LeetCode — Smallest Range II
Problem Link: https://leetcode.com/problems/smallest-range-ii/
Problem Description: Given an array A of integers, for each integer A[i] we need to choose either x = -K or x = K, and add x to A[i] (only once). After this process, we have some array B.Return the smallest possible difference between the maximum value of B and the minimum value of B.
Constraints:
1 <= A.length <= 100000 <= A[i] <= 100000 <= K <= 10000
Approach Used: Sorting, Arrays
Explanation: Since we have to find the minimum difference between the minimum and maximum element, we need to maximize the minimum element (or add k) and minimize the maximum element(or subtract k). The maximum and minimum can check after adding k or -k to them so we cannot simply take the largest and smallest element from the array and calculate the answer (although that’ll be the base case).
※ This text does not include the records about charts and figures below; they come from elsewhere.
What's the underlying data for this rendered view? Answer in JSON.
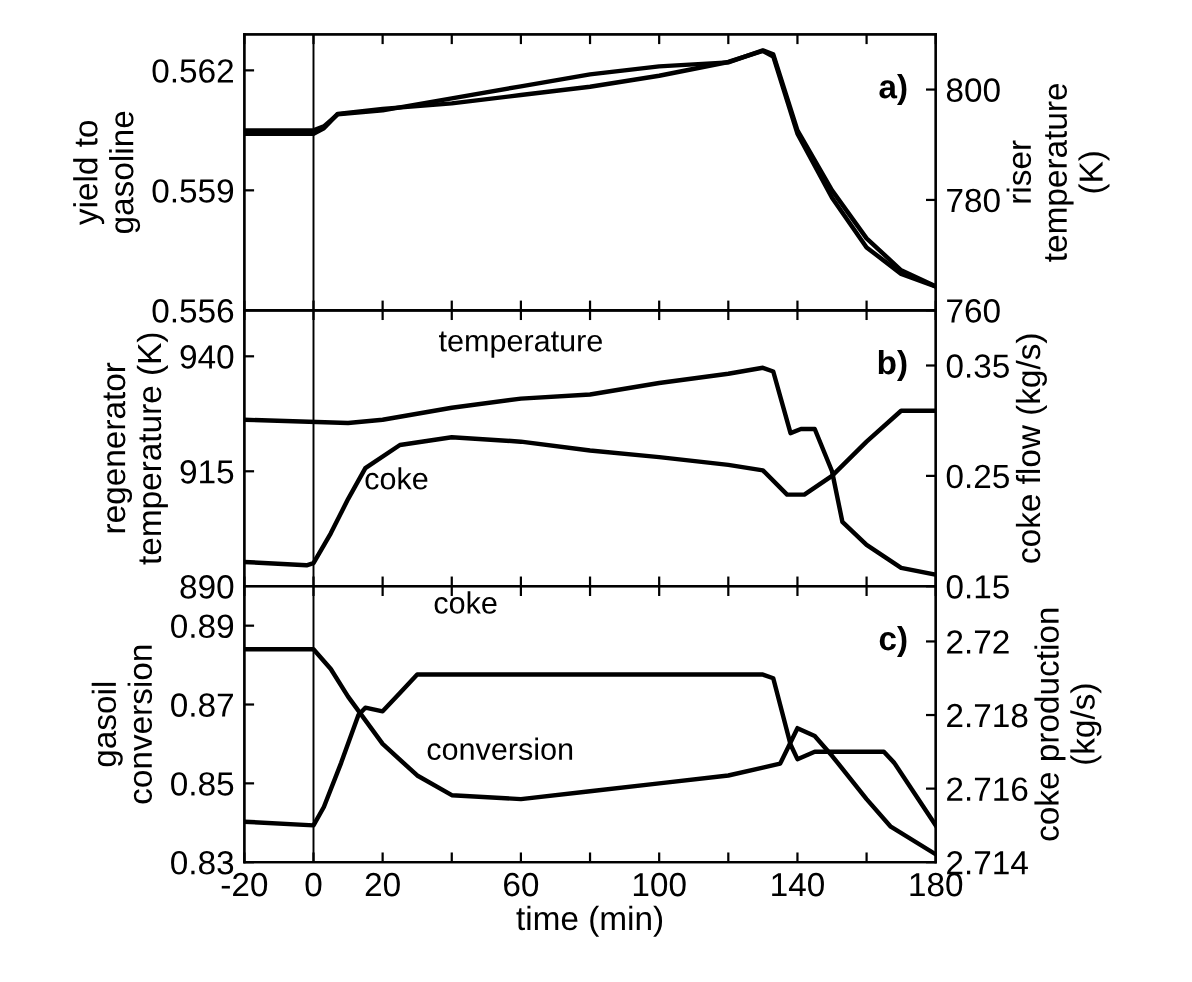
{
  "chart_data": [
    {
      "type": "line",
      "ylabel": "yield to\ngasoline",
      "y2label": "riser\ntemperature\n(K)",
      "xlim": [
        -20,
        180
      ],
      "xticks": [
        {
          "value": -20,
          "label": null
        },
        {
          "value": 0,
          "label": null
        },
        {
          "value": 20,
          "label": null
        },
        {
          "value": 40,
          "label": null
        },
        {
          "value": 60,
          "label": null
        },
        {
          "value": 80,
          "label": null
        },
        {
          "value": 100,
          "label": null
        },
        {
          "value": 120,
          "label": null
        },
        {
          "value": 140,
          "label": null
        },
        {
          "value": 160,
          "label": null
        },
        {
          "value": 180,
          "label": null
        }
      ],
      "ylim": [
        0.556,
        0.5629
      ],
      "yticks": [
        0.556,
        0.559,
        0.562
      ],
      "y2lim": [
        760,
        810
      ],
      "y2ticks": [
        760,
        780,
        800
      ],
      "tick_labels": "y",
      "grid": false,
      "legend": false,
      "annotations": [
        "a)"
      ],
      "ref_lines": [
        {
          "axis": "x",
          "value": 0,
          "label": null,
          "color": "#000000"
        }
      ],
      "series": [
        {
          "color": "#000000",
          "x": [
            -20,
            0,
            3,
            7,
            20,
            40,
            60,
            80,
            100,
            120,
            130,
            133,
            140,
            150,
            160,
            170,
            180
          ],
          "values": [
            0.5605,
            0.5605,
            0.5606,
            0.5609,
            0.561,
            0.5613,
            0.5616,
            0.5619,
            0.5621,
            0.5622,
            0.5625,
            0.5624,
            0.5605,
            0.559,
            0.5578,
            0.557,
            0.5566
          ]
        },
        {
          "color": "#000000",
          "axis": "y2",
          "x": [
            -20,
            0,
            3,
            7,
            20,
            40,
            60,
            80,
            100,
            120,
            130,
            133,
            140,
            150,
            160,
            170,
            180
          ],
          "values": [
            792,
            792,
            793,
            795.6,
            796.5,
            797.5,
            799,
            800.5,
            802.5,
            805,
            807,
            806,
            792,
            780.4,
            771.4,
            766.6,
            764.3
          ]
        }
      ]
    },
    {
      "type": "line",
      "ylabel": "regenerator\ntemperature (K)",
      "y2label": "coke flow (kg/s)",
      "xlim": [
        -20,
        180
      ],
      "xticks": [
        {
          "value": -20,
          "label": null
        },
        {
          "value": 0,
          "label": null
        },
        {
          "value": 20,
          "label": null
        },
        {
          "value": 40,
          "label": null
        },
        {
          "value": 60,
          "label": null
        },
        {
          "value": 80,
          "label": null
        },
        {
          "value": 100,
          "label": null
        },
        {
          "value": 120,
          "label": null
        },
        {
          "value": 140,
          "label": null
        },
        {
          "value": 160,
          "label": null
        },
        {
          "value": 180,
          "label": null
        }
      ],
      "ylim": [
        890,
        950
      ],
      "yticks": [
        890,
        915,
        940
      ],
      "y2lim": [
        0.15,
        0.4
      ],
      "y2ticks": [
        0.15,
        0.25,
        0.35
      ],
      "tick_labels": "y",
      "grid": false,
      "legend": false,
      "annotations": [
        "b)"
      ],
      "ref_lines": [
        {
          "axis": "x",
          "value": 0,
          "label": null,
          "color": "#000000"
        }
      ],
      "series": [
        {
          "name": "temperature",
          "color": "#000000",
          "x": [
            -20,
            10,
            20,
            40,
            60,
            80,
            100,
            120,
            130,
            133,
            138,
            141,
            145,
            150,
            153,
            160,
            170,
            180
          ],
          "values": [
            926.2,
            925.5,
            926.2,
            928.8,
            930.8,
            931.7,
            934.2,
            936.2,
            937.5,
            936.7,
            923.3,
            924.2,
            924.2,
            915,
            904,
            899,
            894,
            892.5
          ]
        },
        {
          "name": "coke",
          "color": "#000000",
          "axis": "y2",
          "x": [
            -20,
            -2,
            0,
            5,
            10,
            15,
            25,
            40,
            60,
            80,
            100,
            120,
            130,
            137,
            142,
            150,
            160,
            170,
            180
          ],
          "values": [
            0.172,
            0.169,
            0.171,
            0.198,
            0.229,
            0.257,
            0.278,
            0.285,
            0.281,
            0.273,
            0.267,
            0.26,
            0.255,
            0.233,
            0.233,
            0.25,
            0.281,
            0.309,
            0.309
          ]
        }
      ]
    },
    {
      "type": "line",
      "xlabel": "time (min)",
      "ylabel": "gasoil\nconversion",
      "y2label": "coke production\n(kg/s)",
      "xlim": [
        -20,
        180
      ],
      "xticks": [
        -20,
        0,
        20,
        {
          "value": 40,
          "label": null
        },
        60,
        {
          "value": 80,
          "label": null
        },
        100,
        {
          "value": 120,
          "label": null
        },
        140,
        {
          "value": 160,
          "label": null
        },
        180
      ],
      "ylim": [
        0.83,
        0.9
      ],
      "yticks": [
        0.83,
        0.85,
        0.87,
        0.89
      ],
      "y2lim": [
        2.714,
        2.7215
      ],
      "y2ticks": [
        2.714,
        2.716,
        2.718,
        2.72
      ],
      "grid": false,
      "legend": false,
      "annotations": [
        "c)"
      ],
      "ref_lines": [
        {
          "axis": "x",
          "value": 0,
          "label": null,
          "color": "#000000"
        }
      ],
      "series": [
        {
          "name": "conversion",
          "color": "#000000",
          "x": [
            -20,
            0,
            5,
            10,
            20,
            30,
            40,
            60,
            80,
            100,
            120,
            130,
            135,
            140,
            145,
            150,
            160,
            167,
            180
          ],
          "values": [
            0.884,
            0.884,
            0.879,
            0.872,
            0.86,
            0.852,
            0.847,
            0.846,
            0.848,
            0.85,
            0.852,
            0.854,
            0.855,
            0.864,
            0.862,
            0.857,
            0.846,
            0.839,
            0.832
          ]
        },
        {
          "name": "coke",
          "color": "#000000",
          "axis": "y2",
          "x": [
            -20,
            0,
            3,
            8,
            13,
            15,
            20,
            25,
            30,
            80,
            130,
            133,
            138,
            140,
            145,
            165,
            168,
            180
          ],
          "values": [
            2.7151,
            2.715,
            2.7155,
            2.7167,
            2.718,
            2.7182,
            2.7181,
            2.7186,
            2.7191,
            2.7191,
            2.7191,
            2.719,
            2.7172,
            2.7168,
            2.717,
            2.717,
            2.7167,
            2.715
          ]
        }
      ]
    }
  ]
}
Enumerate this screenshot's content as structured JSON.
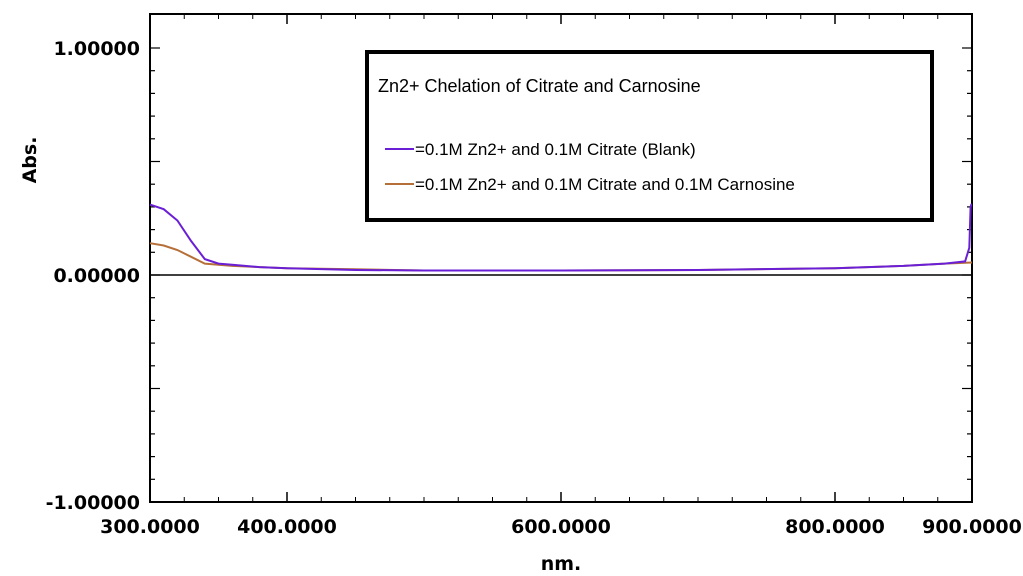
{
  "chart_data": {
    "type": "line",
    "title": "",
    "xlabel": "nm.",
    "ylabel": "Abs.",
    "xlim": [
      300,
      900
    ],
    "ylim": [
      -1,
      1
    ],
    "x_ticks": [
      300,
      400,
      600,
      800,
      900
    ],
    "x_tick_labels": [
      "300.0000",
      "400.0000",
      "600.0000",
      "800.0000",
      "900.0000"
    ],
    "y_ticks": [
      1,
      0,
      -1
    ],
    "y_tick_labels": [
      "1.00000",
      "0.00000",
      "-1.00000"
    ],
    "legend": {
      "placement": "top-right",
      "title": "Zn2+ Chelation of Citrate and Carnosine"
    },
    "series": [
      {
        "name": "=0.1M Zn2+ and 0.1M Citrate (Blank)",
        "color": "#6a1fd6",
        "x": [
          300,
          310,
          320,
          330,
          340,
          350,
          360,
          380,
          400,
          450,
          500,
          600,
          700,
          800,
          850,
          880,
          895,
          898,
          899,
          899.5,
          900
        ],
        "y": [
          0.31,
          0.29,
          0.24,
          0.15,
          0.07,
          0.05,
          0.045,
          0.035,
          0.03,
          0.022,
          0.02,
          0.02,
          0.022,
          0.03,
          0.04,
          0.05,
          0.06,
          0.12,
          0.3,
          0.31,
          0.31
        ]
      },
      {
        "name": "=0.1M Zn2+ and 0.1M Citrate and 0.1M Carnosine",
        "color": "#b5703a",
        "x": [
          300,
          310,
          320,
          330,
          340,
          350,
          360,
          380,
          400,
          450,
          500,
          600,
          700,
          800,
          850,
          880,
          900
        ],
        "y": [
          0.14,
          0.13,
          0.11,
          0.08,
          0.05,
          0.045,
          0.04,
          0.035,
          0.03,
          0.025,
          0.02,
          0.02,
          0.022,
          0.03,
          0.04,
          0.05,
          0.055
        ]
      }
    ],
    "zero_line": true
  }
}
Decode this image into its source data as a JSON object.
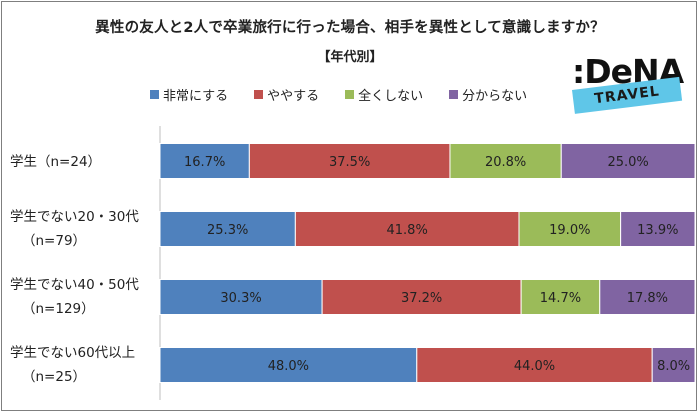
{
  "title": "異性の友人と2人で卒業旅行に行った場合、相手を異性として意識しますか？",
  "subtitle": "【年代別】",
  "logo": {
    "text": ":DeNA",
    "band": "TRAVEL"
  },
  "chart_data": {
    "type": "bar",
    "orientation": "horizontal",
    "stacked": "100%",
    "categories": [
      [
        "学生（n=24）"
      ],
      [
        "学生でない20・30代",
        "（n=79）"
      ],
      [
        "学生でない40・50代",
        "（n=129）"
      ],
      [
        "学生でない60代以上",
        "（n=25）"
      ]
    ],
    "series": [
      {
        "name": "非常にする",
        "color": "#4f81bd",
        "values": [
          16.7,
          25.3,
          30.3,
          48.0
        ],
        "labels": [
          "16.7%",
          "25.3%",
          "30.3%",
          "48.0%"
        ]
      },
      {
        "name": "ややする",
        "color": "#c0504d",
        "values": [
          37.5,
          41.8,
          37.2,
          44.0
        ],
        "labels": [
          "37.5%",
          "41.8%",
          "37.2%",
          "44.0%"
        ]
      },
      {
        "name": "全くしない",
        "color": "#9bbb59",
        "values": [
          20.8,
          19.0,
          14.7,
          0
        ],
        "labels": [
          "20.8%",
          "19.0%",
          "14.7%",
          ""
        ]
      },
      {
        "name": "分からない",
        "color": "#8064a2",
        "values": [
          25.0,
          13.9,
          17.8,
          8.0
        ],
        "labels": [
          "25.0%",
          "13.9%",
          "17.8%",
          "8.0%"
        ]
      }
    ],
    "xlim": [
      0,
      100
    ],
    "legend_position": "top",
    "grid": false
  }
}
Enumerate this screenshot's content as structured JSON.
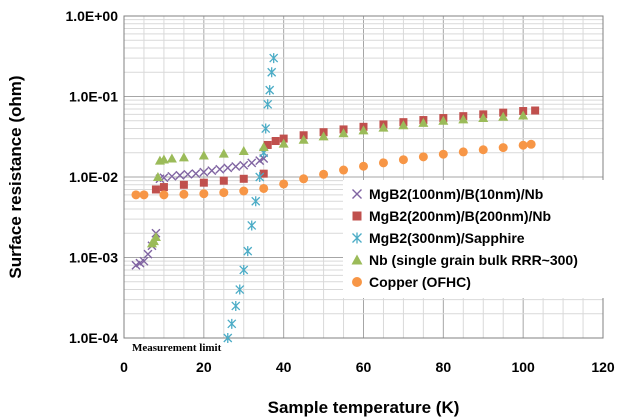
{
  "chart_data": {
    "type": "scatter",
    "title": "",
    "xlabel": "Sample temperature (K)",
    "ylabel": "Surface resistance (ohm)",
    "xlim": [
      0,
      120
    ],
    "ylim": [
      0.0001,
      1
    ],
    "yscale": "log",
    "grid": true,
    "x_ticks": [
      "0",
      "20",
      "40",
      "60",
      "80",
      "100",
      "120"
    ],
    "y_ticks": [
      "1.0E-04",
      "1.0E-03",
      "1.0E-02",
      "1.0E-01",
      "1.0E+00"
    ],
    "legend_position": "bottom-right",
    "annotations": [
      {
        "text": "Measurement limit",
        "x": 2,
        "y": 0.0001
      }
    ],
    "series": [
      {
        "name": "MgB2(100nm)/B(10nm)/Nb",
        "color": "#8064a2",
        "marker": "x",
        "x": [
          3,
          4,
          5,
          6,
          7,
          8,
          9,
          10,
          12,
          14,
          16,
          18,
          20,
          22,
          24,
          26,
          28,
          30,
          32,
          34,
          35
        ],
        "y": [
          0.0008,
          0.00085,
          0.0009,
          0.0011,
          0.0014,
          0.002,
          0.0095,
          0.0098,
          0.0102,
          0.0105,
          0.0108,
          0.011,
          0.0115,
          0.012,
          0.0125,
          0.013,
          0.0135,
          0.014,
          0.015,
          0.016,
          0.017
        ]
      },
      {
        "name": "MgB2(200nm)/B(200nm)/Nb",
        "color": "#c0504d",
        "marker": "square",
        "x": [
          8,
          10,
          15,
          20,
          25,
          30,
          35,
          36,
          38,
          40,
          45,
          50,
          55,
          60,
          65,
          70,
          75,
          80,
          85,
          90,
          95,
          100,
          103
        ],
        "y": [
          0.007,
          0.0075,
          0.008,
          0.0085,
          0.009,
          0.0095,
          0.011,
          0.025,
          0.028,
          0.03,
          0.033,
          0.036,
          0.039,
          0.042,
          0.045,
          0.048,
          0.051,
          0.054,
          0.057,
          0.06,
          0.063,
          0.066,
          0.067
        ]
      },
      {
        "name": "MgB2(300nm)/Sapphire",
        "color": "#4bacc6",
        "marker": "star",
        "x": [
          26,
          27,
          28,
          29,
          30,
          31,
          32,
          33,
          34,
          35,
          35.5,
          36,
          36.5,
          37,
          37.5
        ],
        "y": [
          0.0001,
          0.00015,
          0.00025,
          0.0004,
          0.0007,
          0.0012,
          0.0025,
          0.005,
          0.01,
          0.02,
          0.04,
          0.08,
          0.12,
          0.2,
          0.3
        ]
      },
      {
        "name": "Nb (single grain bulk RRR~300)",
        "color": "#9bbb59",
        "marker": "triangle",
        "x": [
          7,
          7.5,
          8,
          8.5,
          9,
          10,
          12,
          15,
          20,
          25,
          30,
          35,
          40,
          45,
          50,
          55,
          60,
          65,
          70,
          75,
          80,
          85,
          90,
          95,
          100
        ],
        "y": [
          0.0015,
          0.0016,
          0.0018,
          0.01,
          0.016,
          0.0165,
          0.017,
          0.0175,
          0.0185,
          0.0195,
          0.021,
          0.0235,
          0.026,
          0.029,
          0.032,
          0.035,
          0.038,
          0.041,
          0.044,
          0.047,
          0.05,
          0.052,
          0.054,
          0.056,
          0.058
        ]
      },
      {
        "name": "Copper (OFHC)",
        "color": "#f79646",
        "marker": "circle",
        "x": [
          3,
          5,
          10,
          15,
          20,
          25,
          30,
          35,
          40,
          45,
          50,
          55,
          60,
          65,
          70,
          75,
          80,
          85,
          90,
          95,
          100,
          102
        ],
        "y": [
          0.006,
          0.006,
          0.006,
          0.0061,
          0.0062,
          0.0064,
          0.0067,
          0.0072,
          0.0082,
          0.0095,
          0.0108,
          0.0122,
          0.0136,
          0.015,
          0.0164,
          0.0178,
          0.0192,
          0.0205,
          0.0218,
          0.0232,
          0.0248,
          0.0255
        ]
      }
    ]
  }
}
We will have to compare all the adjacent pairs.
Code: (Java)
public int smallestRangeII(int[] A, int K) {
//sort the array
Arrays.sort(A);
//maximum element of array
int max = A[A.length-1];
//minimum element of array
int min = A[0];
//intial value of result (always bigger than other answers)
int result = A[A.length-1]-A[0];
//base case will be max-min-2k (right-left)
int right = max-K;
int left = min+K;
for(int i=0; i<A.length-1; i++){
//find maximum element after adding k till ith index
max = Math.max(right, A[i]+K);
//find minimum element after substracting k till ith index
min = Math.min(left, A[i+1]-K);
//result till ith index will be minimum of existing result and new difference calculated
result = Math.min(result, max-min);
}
return result;
}Complexity:
Space Complexity: O(1). Constant space used for the variable result.
Time Complexity: O(n*logn). “nlogn ” time required to sort the array in the most efficient way. Linear time to traverse the array and find the pair.